Eur Cytokine Netw. 2003 Jul-Sep;14(3):154-7
Lampasona V, Rio J, Franciotta D, Furlan R, Avolio C, Fazio R, Lavolpe V, Vincent A, Comi G, Trojano M, Montalban X, Martino G.
Department of Clinical Chemistry, San Raffaele Scientific Institute, Milan, Italy.
We devised a sensitive, radioimmunoprecipitation assay (RIPA) for anti-interferon (IFN)-beta-binding antibody (BAB) detection.
Our RIPA showed good agreement with a reference RIPA (mean difference, -3.2 +/- 10.6 AU), and detected BAB to both IFN-beta-1a and IFN-beta-1b.
Neutralizing antibodies to IFN-b (NAB) were also determined with a standard method.
BAB and NAB were measured in 393 serum samples from 77 multiple sclerosis (MS) patients treated with IFN-beta-1a or -1b, who were studied over two years, and subsequently classified as responders and non-responders.

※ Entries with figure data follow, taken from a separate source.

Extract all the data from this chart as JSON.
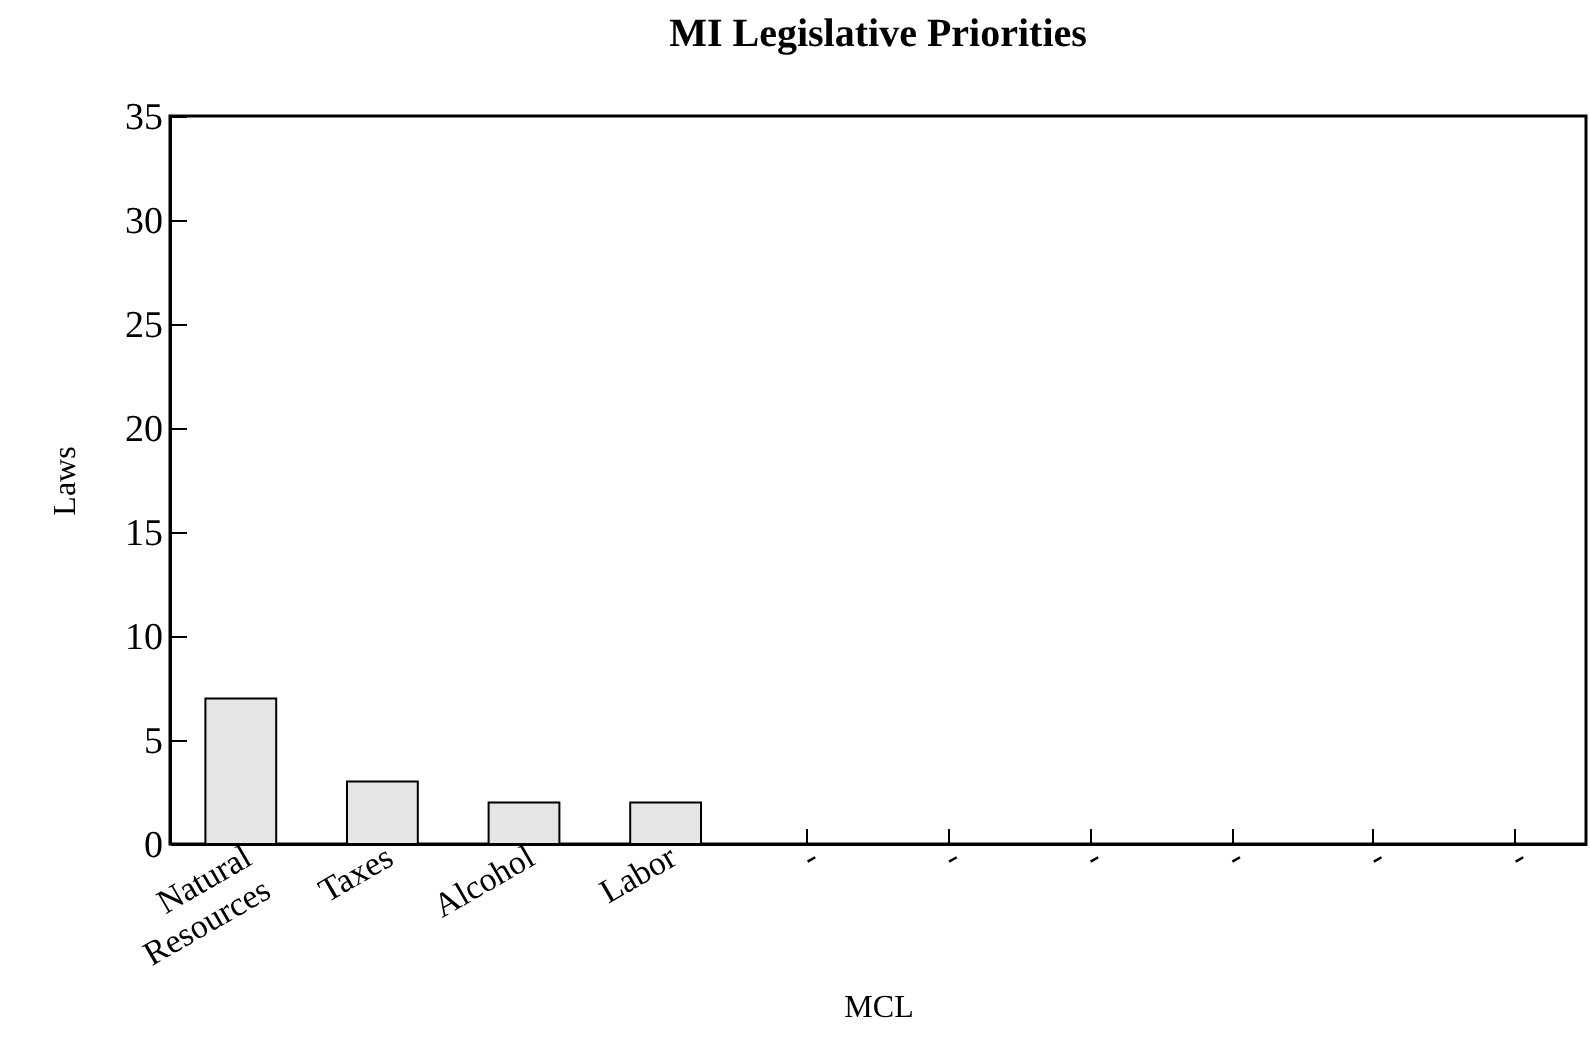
{
  "chart_data": {
    "type": "bar",
    "title": "MI Legislative Priorities",
    "xlabel": "MCL",
    "ylabel": "Laws",
    "categories": [
      "Natural Resources",
      "Taxes",
      "Alcohol",
      "Labor",
      "-",
      "-",
      "-",
      "-",
      "-",
      "-"
    ],
    "values": [
      7,
      3,
      2,
      2,
      null,
      null,
      null,
      null,
      null,
      null
    ],
    "color": "#e5e5e5",
    "ylim": [
      0,
      35
    ],
    "yticks": [
      0,
      5,
      10,
      15,
      20,
      25,
      30,
      35
    ],
    "grid": false
  }
}
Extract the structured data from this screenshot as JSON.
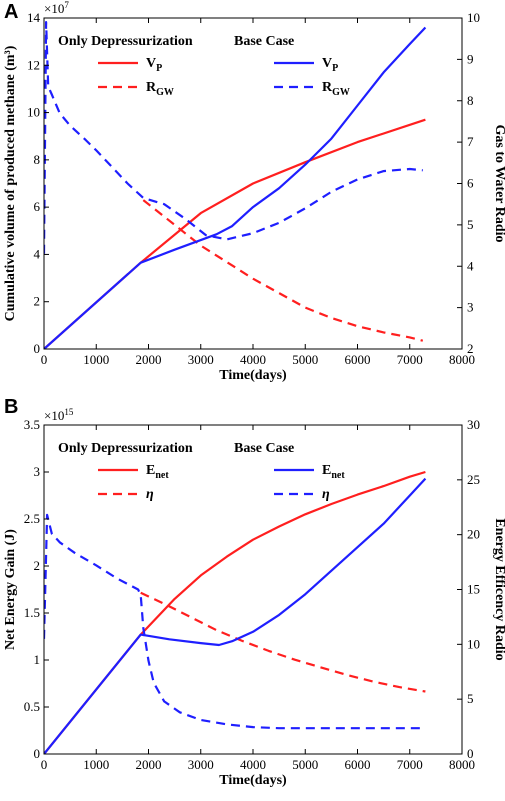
{
  "chart_data": [
    {
      "type": "line",
      "panel": "A",
      "xlabel": "Time(days)",
      "ylabel_left": "Cumulative volume of produced methane (m³)",
      "ylabel_right": "Gas to Water Radio",
      "xlim": [
        0,
        8000
      ],
      "xticks": [
        "0",
        "1000",
        "2000",
        "3000",
        "4000",
        "5000",
        "6000",
        "7000",
        "8000"
      ],
      "ylim_left": [
        0,
        14
      ],
      "yticks_left": [
        "0",
        "2",
        "4",
        "6",
        "8",
        "10",
        "12",
        "14"
      ],
      "left_multiplier": "×10",
      "left_multiplier_exp": "7",
      "ylim_right": [
        2,
        10
      ],
      "yticks_right": [
        "2",
        "3",
        "4",
        "5",
        "6",
        "7",
        "8",
        "9",
        "10"
      ],
      "legend_groups": [
        "Only Depressurization",
        "Base Case"
      ],
      "series": [
        {
          "name": "V",
          "sub": "P",
          "group": "Only Depressurization",
          "axis": "left",
          "color": "#ff1f1f",
          "dash": "solid",
          "x": [
            0,
            1850,
            3000,
            4000,
            5000,
            6000,
            7300
          ],
          "y": [
            0,
            3.65,
            5.75,
            7.0,
            7.9,
            8.75,
            9.7
          ]
        },
        {
          "name": "R",
          "sub": "GW",
          "group": "Only Depressurization",
          "axis": "right",
          "color": "#ff1f1f",
          "dash": "dashed",
          "x": [
            1900,
            2300,
            2700,
            3000,
            3500,
            4000,
            4500,
            5000,
            5500,
            6000,
            6500,
            7000,
            7250
          ],
          "y": [
            5.6,
            5.2,
            4.8,
            4.5,
            4.1,
            3.7,
            3.35,
            3.0,
            2.75,
            2.55,
            2.4,
            2.28,
            2.2
          ]
        },
        {
          "name": "V",
          "sub": "P",
          "group": "Base Case",
          "axis": "left",
          "color": "#1f1fff",
          "dash": "solid",
          "x": [
            0,
            1850,
            2500,
            3300,
            3600,
            4000,
            4500,
            5000,
            5500,
            6000,
            6500,
            7000,
            7300
          ],
          "y": [
            0,
            3.65,
            4.2,
            4.85,
            5.2,
            6.0,
            6.8,
            7.8,
            8.9,
            10.3,
            11.7,
            12.9,
            13.6
          ]
        },
        {
          "name": "R",
          "sub": "GW",
          "group": "Base Case",
          "axis": "right",
          "color": "#1f1fff",
          "dash": "dashed",
          "x": [
            0,
            40,
            80,
            150,
            300,
            500,
            800,
            1000,
            1300,
            1600,
            1900,
            2300,
            2700,
            3100,
            3500,
            4000,
            4500,
            5000,
            5500,
            6000,
            6500,
            7000,
            7250
          ],
          "y": [
            4.3,
            9.9,
            8.35,
            8.15,
            7.7,
            7.4,
            7.05,
            6.8,
            6.4,
            6.0,
            5.65,
            5.5,
            5.15,
            4.75,
            4.65,
            4.8,
            5.05,
            5.4,
            5.8,
            6.1,
            6.3,
            6.35,
            6.32
          ]
        }
      ]
    },
    {
      "type": "line",
      "panel": "B",
      "xlabel": "Time(days)",
      "ylabel_left": "Net Energy Gain (J)",
      "ylabel_right": "Energy Efficency Radio",
      "xlim": [
        0,
        8000
      ],
      "xticks": [
        "0",
        "1000",
        "2000",
        "3000",
        "4000",
        "5000",
        "6000",
        "7000",
        "8000"
      ],
      "ylim_left": [
        0,
        3.5
      ],
      "yticks_left": [
        "0",
        "0.5",
        "1",
        "1.5",
        "2",
        "2.5",
        "3",
        "3.5"
      ],
      "left_multiplier": "×10",
      "left_multiplier_exp": "15",
      "ylim_right": [
        0,
        30
      ],
      "yticks_right": [
        "0",
        "5",
        "10",
        "15",
        "20",
        "25",
        "30"
      ],
      "legend_groups": [
        "Only Depressurization",
        "Base Case"
      ],
      "series": [
        {
          "name": "E",
          "sub": "net",
          "group": "Only Depressurization",
          "axis": "left",
          "color": "#ff1f1f",
          "dash": "solid",
          "x": [
            0,
            1850,
            2500,
            3000,
            3500,
            4000,
            4500,
            5000,
            5500,
            6000,
            6500,
            7000,
            7300
          ],
          "y": [
            0,
            1.27,
            1.65,
            1.9,
            2.1,
            2.28,
            2.42,
            2.55,
            2.66,
            2.76,
            2.85,
            2.95,
            3.0
          ]
        },
        {
          "name": "η",
          "sub": "",
          "group": "Only Depressurization",
          "axis": "right",
          "color": "#ff1f1f",
          "dash": "dashed",
          "x": [
            1850,
            2300,
            2800,
            3300,
            3800,
            4300,
            4800,
            5300,
            5800,
            6300,
            6800,
            7300
          ],
          "y": [
            14.7,
            13.7,
            12.5,
            11.3,
            10.3,
            9.4,
            8.6,
            7.9,
            7.2,
            6.6,
            6.1,
            5.7
          ]
        },
        {
          "name": "E",
          "sub": "net",
          "group": "Base Case",
          "axis": "left",
          "color": "#1f1fff",
          "dash": "solid",
          "x": [
            0,
            1850,
            2400,
            3000,
            3350,
            3600,
            4000,
            4500,
            5000,
            5500,
            6000,
            6500,
            7000,
            7300
          ],
          "y": [
            0,
            1.27,
            1.22,
            1.18,
            1.16,
            1.2,
            1.3,
            1.48,
            1.7,
            1.95,
            2.2,
            2.45,
            2.75,
            2.93
          ]
        },
        {
          "name": "η",
          "sub": "",
          "group": "Base Case",
          "axis": "right",
          "color": "#1f1fff",
          "dash": "dashed",
          "x": [
            0,
            60,
            150,
            300,
            600,
            1000,
            1400,
            1800,
            1850,
            1900,
            2000,
            2100,
            2300,
            2600,
            3000,
            3500,
            4000,
            4500,
            5000,
            6000,
            7300
          ],
          "y": [
            10.5,
            21.8,
            20.1,
            19.3,
            18.3,
            17.2,
            16.0,
            15.0,
            14.5,
            11.5,
            8.5,
            6.5,
            4.8,
            3.8,
            3.1,
            2.7,
            2.45,
            2.35,
            2.35,
            2.35,
            2.35
          ]
        }
      ]
    }
  ]
}
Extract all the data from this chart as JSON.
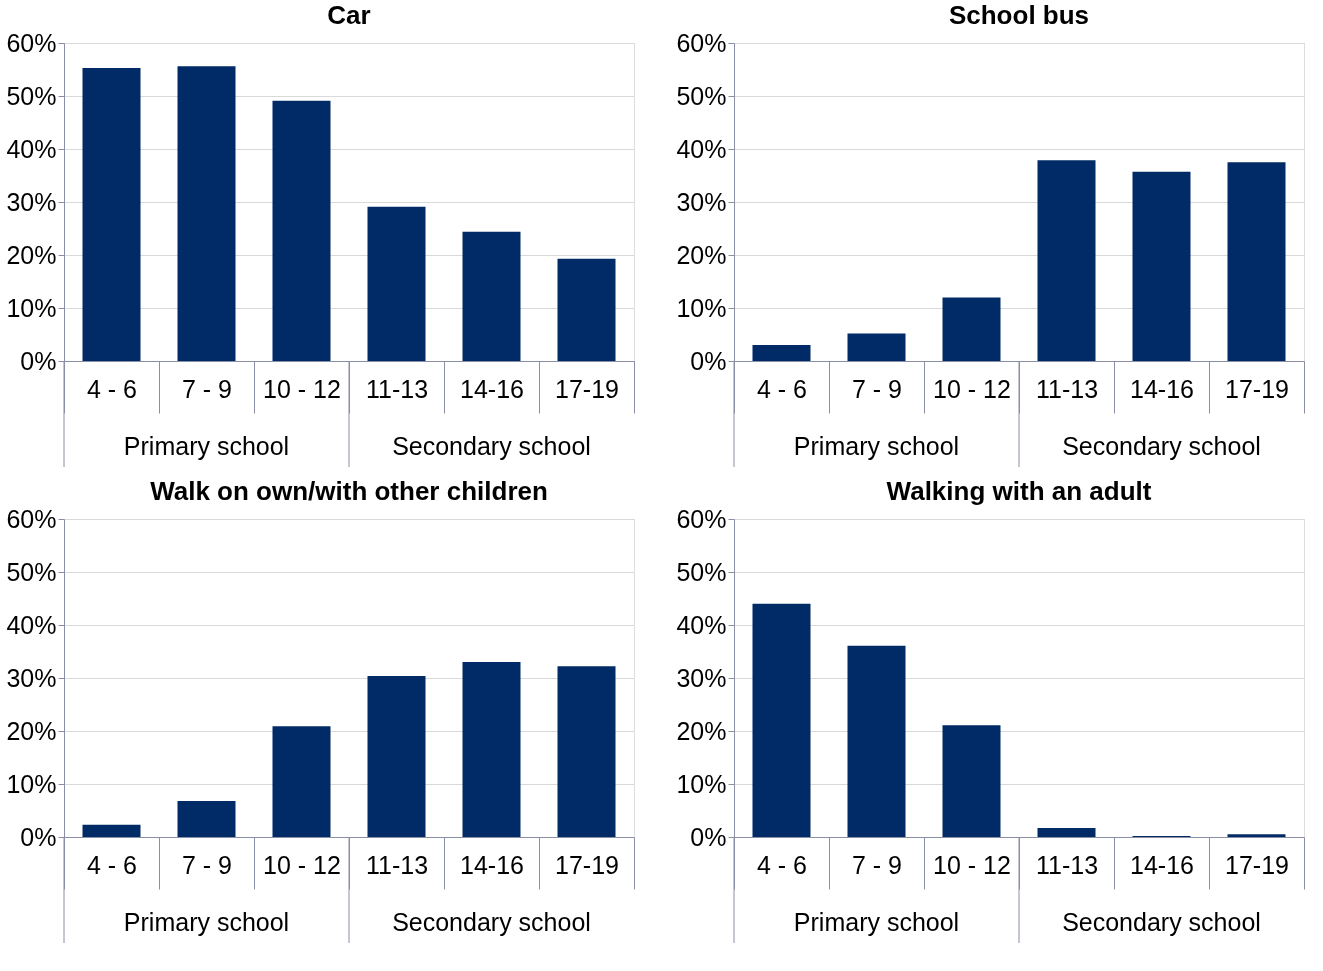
{
  "chart_data": [
    {
      "type": "bar",
      "title": "Car",
      "categories": [
        "4 - 6",
        "7 - 9",
        "10 - 12",
        "11-13",
        "14-16",
        "17-19"
      ],
      "values": [
        55.3,
        55.6,
        49.1,
        29.1,
        24.4,
        19.3
      ],
      "color": "#002b66",
      "ylim": [
        0,
        60
      ],
      "yticks": [
        {
          "value": 0,
          "label": "0%"
        },
        {
          "value": 10,
          "label": "10%"
        },
        {
          "value": 20,
          "label": "20%"
        },
        {
          "value": 30,
          "label": "30%"
        },
        {
          "value": 40,
          "label": "40%"
        },
        {
          "value": 50,
          "label": "50%"
        },
        {
          "value": 60,
          "label": "60%"
        }
      ],
      "grid": "y",
      "annotations": [
        "Primary school",
        "Secondary school"
      ]
    },
    {
      "type": "bar",
      "title": "School bus",
      "categories": [
        "4 - 6",
        "7 - 9",
        "10 - 12",
        "11-13",
        "14-16",
        "17-19"
      ],
      "values": [
        3.0,
        5.2,
        12.0,
        37.9,
        35.7,
        37.5
      ],
      "color": "#002b66",
      "ylim": [
        0,
        60
      ],
      "yticks": [
        {
          "value": 0,
          "label": "0%"
        },
        {
          "value": 10,
          "label": "10%"
        },
        {
          "value": 20,
          "label": "20%"
        },
        {
          "value": 30,
          "label": "30%"
        },
        {
          "value": 40,
          "label": "40%"
        },
        {
          "value": 50,
          "label": "50%"
        },
        {
          "value": 60,
          "label": "60%"
        }
      ],
      "grid": "y",
      "annotations": [
        "Primary school",
        "Secondary school"
      ]
    },
    {
      "type": "bar",
      "title": "Walk on own/with other children",
      "categories": [
        "4 - 6",
        "7 - 9",
        "10 - 12",
        "11-13",
        "14-16",
        "17-19"
      ],
      "values": [
        2.3,
        6.8,
        20.9,
        30.4,
        33.0,
        32.2
      ],
      "color": "#002b66",
      "ylim": [
        0,
        60
      ],
      "yticks": [
        {
          "value": 0,
          "label": "0%"
        },
        {
          "value": 10,
          "label": "10%"
        },
        {
          "value": 20,
          "label": "20%"
        },
        {
          "value": 30,
          "label": "30%"
        },
        {
          "value": 40,
          "label": "40%"
        },
        {
          "value": 50,
          "label": "50%"
        },
        {
          "value": 60,
          "label": "60%"
        }
      ],
      "grid": "y",
      "annotations": [
        "Primary school",
        "Secondary school"
      ]
    },
    {
      "type": "bar",
      "title": "Walking with an adult",
      "categories": [
        "4 - 6",
        "7 - 9",
        "10 - 12",
        "11-13",
        "14-16",
        "17-19"
      ],
      "values": [
        44.0,
        36.1,
        21.1,
        1.7,
        0.2,
        0.5
      ],
      "color": "#002b66",
      "ylim": [
        0,
        60
      ],
      "yticks": [
        {
          "value": 0,
          "label": "0%"
        },
        {
          "value": 10,
          "label": "10%"
        },
        {
          "value": 20,
          "label": "20%"
        },
        {
          "value": 30,
          "label": "30%"
        },
        {
          "value": 40,
          "label": "40%"
        },
        {
          "value": 50,
          "label": "50%"
        },
        {
          "value": 60,
          "label": "60%"
        }
      ],
      "grid": "y",
      "annotations": [
        "Primary school",
        "Secondary school"
      ]
    }
  ]
}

BAB were found at higher concentrations, and more frequently detected, in IFN-beta-1b- than in IFN-beta-1a-treated patients, and, at highest titres, preferentially in patients who were positive for NAB.
However, in our series of MS patients, both titres and frequency of detection of BAB or NAB did not differ between IFN-b responders and non-responders.